Now think of Freddie Keiaho, hitting ball carriers with enough gusto to rearrange the bars on the face mask of his Indianapolis Colts headgear.
The images might not seem compatible, but Keiaho, a native of Fiji who was schooled at San Diego State, is making them so. In Sunday's Super Bowl XLI, he is to become the first Fijian to play in one of these things.
“That's something to be proud of,” Keiaho said yesterday.
How he has conducted himself through his rookie season with the Colts also is something he can value. Said Indianapolis Star columnist Bob Kravitz: “He hasn't played all that much because there are concerns he won't always be in the right place, but when he has, he has just blown guys up. They like him.”
Said Rob Morris, the linebacker whose arrival on the strong side of the Indianapolis defense has had a strong bearing on the team being where it is:
“Freddie is not afraid to hit. He's not shy.”
At one point this season, Keiaho said Colts equipment managers inspected his headgear and found the bars had become separated because of the concussive blows he had been delivering. The man leads with his face when he is making a tackle.
“And I try to get my hips under me,” he said. As he did in one instance that sticks in his mind and likely in Kevin Faulk's mind, since it was the New England running back he hit.
Faulk went slack. “Yeah,” Keiaho said, “when you make a big hit, you feel 'em kind of go weightless. You feel you have control over 'em.”
Keiaho also put a thunderous shot on Larry Johnson while the Colts were eliminating the Kansas City Chiefs in a wild-card game. “But he's a lot bigger than Faulk, so I didn't get him as weightless as I wanted,” he said.
On Sunday, if you're looking for Keiaho, look for his No. 54 on special teams and aligning as an outside linebacker in the Colts' goal-line defense. He would be the 5-foot-11, 226-pounder laying the big hits.
Like many of Tony Dungy's defenders, Keiaho is a speed player who said he has run 4.5s. “You can be a big linebacker, you can be a big safety, but if you can't strike, it doesn't help,” he said.
“Strike” is a word one hears frequently around the Colts. It's what they do. They “strike.” Only Keiaho wasn't doing any striking through the preseason, much of which he had to sit out after suffering a knee injury.
Before being hurt, however, Keiaho had shown the Colts enough that there never was any question the third-round draft pick would make the club, even though he was disappointed in how he performed at the scouting combine.

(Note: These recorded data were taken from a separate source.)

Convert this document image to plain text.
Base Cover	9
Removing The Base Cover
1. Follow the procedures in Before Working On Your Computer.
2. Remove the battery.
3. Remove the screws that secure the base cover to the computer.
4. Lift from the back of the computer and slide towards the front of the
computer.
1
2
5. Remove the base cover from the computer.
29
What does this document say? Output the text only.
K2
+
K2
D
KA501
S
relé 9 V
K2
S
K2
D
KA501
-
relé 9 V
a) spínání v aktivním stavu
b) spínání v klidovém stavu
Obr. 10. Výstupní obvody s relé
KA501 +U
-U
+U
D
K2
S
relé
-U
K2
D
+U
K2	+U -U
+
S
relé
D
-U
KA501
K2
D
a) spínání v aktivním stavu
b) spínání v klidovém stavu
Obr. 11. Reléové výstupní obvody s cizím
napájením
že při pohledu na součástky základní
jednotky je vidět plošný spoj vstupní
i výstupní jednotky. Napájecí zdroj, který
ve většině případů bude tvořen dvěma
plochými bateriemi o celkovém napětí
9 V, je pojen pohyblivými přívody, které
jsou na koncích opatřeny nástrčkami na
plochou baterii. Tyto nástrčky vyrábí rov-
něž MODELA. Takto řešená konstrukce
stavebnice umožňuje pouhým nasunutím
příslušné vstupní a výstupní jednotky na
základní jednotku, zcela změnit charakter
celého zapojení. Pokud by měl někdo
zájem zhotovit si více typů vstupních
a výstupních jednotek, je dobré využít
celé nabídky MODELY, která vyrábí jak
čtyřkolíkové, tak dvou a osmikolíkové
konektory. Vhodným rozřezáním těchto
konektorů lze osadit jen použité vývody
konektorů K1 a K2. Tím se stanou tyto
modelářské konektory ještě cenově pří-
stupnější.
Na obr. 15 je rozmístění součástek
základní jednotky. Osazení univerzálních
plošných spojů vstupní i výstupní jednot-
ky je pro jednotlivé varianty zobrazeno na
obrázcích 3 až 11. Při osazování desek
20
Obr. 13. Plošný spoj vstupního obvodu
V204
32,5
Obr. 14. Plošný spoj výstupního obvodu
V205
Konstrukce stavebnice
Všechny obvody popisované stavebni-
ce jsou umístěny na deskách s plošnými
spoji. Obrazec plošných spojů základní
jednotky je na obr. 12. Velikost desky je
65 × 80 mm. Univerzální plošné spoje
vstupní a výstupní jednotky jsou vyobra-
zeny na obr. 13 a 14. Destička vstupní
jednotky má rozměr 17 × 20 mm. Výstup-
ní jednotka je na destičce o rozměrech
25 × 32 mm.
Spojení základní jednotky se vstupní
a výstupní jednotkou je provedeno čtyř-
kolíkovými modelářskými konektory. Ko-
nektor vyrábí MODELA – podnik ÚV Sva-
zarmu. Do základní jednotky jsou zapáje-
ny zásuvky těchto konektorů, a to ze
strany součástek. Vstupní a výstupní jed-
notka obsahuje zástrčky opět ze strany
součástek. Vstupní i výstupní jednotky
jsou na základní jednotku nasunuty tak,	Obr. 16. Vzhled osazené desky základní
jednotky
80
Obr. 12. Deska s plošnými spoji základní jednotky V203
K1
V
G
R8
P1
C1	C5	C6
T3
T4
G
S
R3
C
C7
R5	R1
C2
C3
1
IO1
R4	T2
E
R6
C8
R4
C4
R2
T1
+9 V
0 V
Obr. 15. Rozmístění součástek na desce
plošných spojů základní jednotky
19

The Colts, according to Keiaho, admired his ability to play faster than his times would suggest. He further believes he received sound grounding as a linebacker from his SDSU position coach, Andy Buh, now at Stanford.
“Probably the best linebacker coach in the country,” Keiaho said, ticking off the names of other linebackers who have gone from SDSU to success in the NFL. Kirk Morrison of the Raiders. Matt McCoy of the Eagles. Heath Farwell of the Vikings.
Keiaho came to the mainland with his parents when he was 2. The family settled in El Cajon. It later would move to Ventura. At 11, Keiaho returned to Fiji to live with a stepfather until he was 13.
Outside the Fort Lauderdale hotel where the Colts are quartered this week were the waters of the Atlantic. “It's great for me to see water again,” Keiaho said. “I hadn't seen it for six months.”
He has seen snow.
“I'm not used to shoveling,” he acknowledged. But in Indianapolis he has been able to purchase a four-bedroom home for a fraction of what it would have cost in San Diego.
“I couldn't have bought a closet for the same price in San Diego,” he said.
Life in Indianapolis does have its advantages, Keiaho has found.
“You can find a parking place without driving around for 20 minutes,” he said.